Lubiana nell’aprile scorso ha cacciato un diplomatico russo, che secondo i bene informati avrebbe cercato di mettere su una rete che aveva lo scopo di alimentare i sentimenti anti Nato presenti nella società slovena, e di alimentare la diffusa percezione che ci sia una doppia morale dell’Occidente nell’affrontare la crisi ucraina e quella palestinese.

A giugno invece è trapelata la notizia che un altro agente russo avrebbe operato per anni in Slovenia. Si trattava di un giornalista della Tass, l’agenzia di stampa russa, che aveva addirittura intervistato l’allora premier, Marjan Šarec prima di una sua visita a Mosca. A smascherarlo e rispedirlo in Russia sono stati gli austriaci, ma a Lubiana assicurano che i servizi sloveni sapevano benissimo quello che stava facendo.
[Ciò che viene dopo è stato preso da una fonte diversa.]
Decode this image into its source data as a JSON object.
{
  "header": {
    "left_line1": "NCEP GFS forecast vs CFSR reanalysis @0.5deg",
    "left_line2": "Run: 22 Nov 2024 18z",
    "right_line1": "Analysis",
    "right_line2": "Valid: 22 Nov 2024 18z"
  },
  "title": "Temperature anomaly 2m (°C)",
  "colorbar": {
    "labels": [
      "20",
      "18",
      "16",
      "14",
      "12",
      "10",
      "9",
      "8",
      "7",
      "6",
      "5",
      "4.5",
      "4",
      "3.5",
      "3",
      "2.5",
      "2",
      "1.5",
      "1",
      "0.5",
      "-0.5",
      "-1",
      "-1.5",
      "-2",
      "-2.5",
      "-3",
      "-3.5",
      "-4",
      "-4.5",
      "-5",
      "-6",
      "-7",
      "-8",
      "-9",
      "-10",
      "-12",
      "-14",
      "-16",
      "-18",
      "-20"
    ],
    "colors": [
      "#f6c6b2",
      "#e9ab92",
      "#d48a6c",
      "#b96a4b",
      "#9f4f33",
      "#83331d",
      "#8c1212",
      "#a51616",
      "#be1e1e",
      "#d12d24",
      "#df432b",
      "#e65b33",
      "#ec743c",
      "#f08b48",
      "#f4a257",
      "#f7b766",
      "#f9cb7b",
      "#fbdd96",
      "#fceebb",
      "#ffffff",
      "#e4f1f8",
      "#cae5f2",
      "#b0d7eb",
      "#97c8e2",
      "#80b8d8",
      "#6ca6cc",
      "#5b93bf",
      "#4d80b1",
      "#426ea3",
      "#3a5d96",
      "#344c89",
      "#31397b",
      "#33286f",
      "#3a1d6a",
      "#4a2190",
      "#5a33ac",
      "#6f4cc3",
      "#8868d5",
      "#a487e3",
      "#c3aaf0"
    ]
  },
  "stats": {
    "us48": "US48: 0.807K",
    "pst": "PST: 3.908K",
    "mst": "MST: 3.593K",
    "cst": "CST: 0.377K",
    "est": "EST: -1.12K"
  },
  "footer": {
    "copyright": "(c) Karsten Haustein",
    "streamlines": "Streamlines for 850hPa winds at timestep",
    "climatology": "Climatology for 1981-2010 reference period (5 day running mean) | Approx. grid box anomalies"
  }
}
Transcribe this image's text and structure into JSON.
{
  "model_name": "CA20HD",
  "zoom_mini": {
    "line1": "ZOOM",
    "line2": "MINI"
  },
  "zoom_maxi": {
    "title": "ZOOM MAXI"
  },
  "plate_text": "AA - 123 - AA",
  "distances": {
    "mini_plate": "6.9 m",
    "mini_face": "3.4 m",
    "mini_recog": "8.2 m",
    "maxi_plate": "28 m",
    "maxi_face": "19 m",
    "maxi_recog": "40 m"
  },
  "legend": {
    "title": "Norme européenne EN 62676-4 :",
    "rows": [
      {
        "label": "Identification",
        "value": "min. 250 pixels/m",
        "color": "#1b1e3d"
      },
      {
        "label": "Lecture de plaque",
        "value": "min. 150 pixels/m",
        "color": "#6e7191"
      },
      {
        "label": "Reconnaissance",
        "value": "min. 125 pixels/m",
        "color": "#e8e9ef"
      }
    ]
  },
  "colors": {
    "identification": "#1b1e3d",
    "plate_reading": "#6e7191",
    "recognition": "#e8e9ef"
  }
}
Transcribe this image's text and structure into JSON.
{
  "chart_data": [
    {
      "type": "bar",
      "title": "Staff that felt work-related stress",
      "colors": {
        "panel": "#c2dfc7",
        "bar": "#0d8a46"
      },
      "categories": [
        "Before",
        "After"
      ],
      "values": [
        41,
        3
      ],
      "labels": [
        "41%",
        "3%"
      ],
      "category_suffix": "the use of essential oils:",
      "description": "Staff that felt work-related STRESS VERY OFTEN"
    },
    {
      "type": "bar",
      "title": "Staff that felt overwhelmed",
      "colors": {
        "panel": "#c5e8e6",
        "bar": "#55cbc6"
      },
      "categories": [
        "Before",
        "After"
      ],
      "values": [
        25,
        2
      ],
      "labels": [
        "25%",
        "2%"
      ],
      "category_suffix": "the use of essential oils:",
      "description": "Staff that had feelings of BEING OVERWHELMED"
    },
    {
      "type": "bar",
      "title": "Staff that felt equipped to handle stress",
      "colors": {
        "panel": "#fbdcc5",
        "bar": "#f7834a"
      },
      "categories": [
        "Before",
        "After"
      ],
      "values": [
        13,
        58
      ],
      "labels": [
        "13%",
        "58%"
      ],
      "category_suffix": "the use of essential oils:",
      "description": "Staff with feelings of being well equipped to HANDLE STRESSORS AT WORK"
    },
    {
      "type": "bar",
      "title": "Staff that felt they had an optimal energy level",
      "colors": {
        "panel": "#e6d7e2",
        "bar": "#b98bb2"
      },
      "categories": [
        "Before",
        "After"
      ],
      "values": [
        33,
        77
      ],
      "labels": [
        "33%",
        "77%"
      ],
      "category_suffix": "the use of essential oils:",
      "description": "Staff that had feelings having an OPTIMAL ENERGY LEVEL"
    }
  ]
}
Con la consegna delle sue due spie da scambiare con altri prigionieri occidentali la Slovenia ha riaffermato il suo orientamento euroatlantico. Nel paese, però, non tutti sono convinti che la strada sia quella giusta. Qualcuno sogna addirittura l’uscita dalla Nato. Una fetta dell’opinione pubblica guarda con nostalgia all’epoca del non allineamento di jugoslava memoria, quando la federazione navigava tra i due blocchi.

Intanto sono in molti a spiegare che anche i russi hanno le loro buone ragioni e che a fomentare il conflitto è stata proprio l’Alleanza atlantica con la sua politica di allargamento a est. Altri parlano della necessità di arrivare alla pace a ogni costo. L’ex presidente della Repubblica Milan Kučan, il grande vecchio della sinistra slovena, ha persino avuto parole di apprezzamento per la «missione di pace» del premier ungherese Viktor Orbán, che ha provocato una vera e propria levata di scudi nell’Unione Europa. Per Kučan, invece, l’interesse strategico dell’UE dovrebbe essere quello di conoscere e capire le alternative che «indubbiamente esistono» per arrivare alla pace.

Lubiana continua a navigare tra Occidente e Oriente, rimanendo ancorata senza troppa convinzione alla sua scelta euroatlantica perseguita con ostinazione sin dagli anni Ottanta. Dall’altra parte invece c’è il richiamo di quel grande mondo slavo di cui si sente di far parte e di quei Balcani in cui si stava peggio, ma dove era la prima della classe.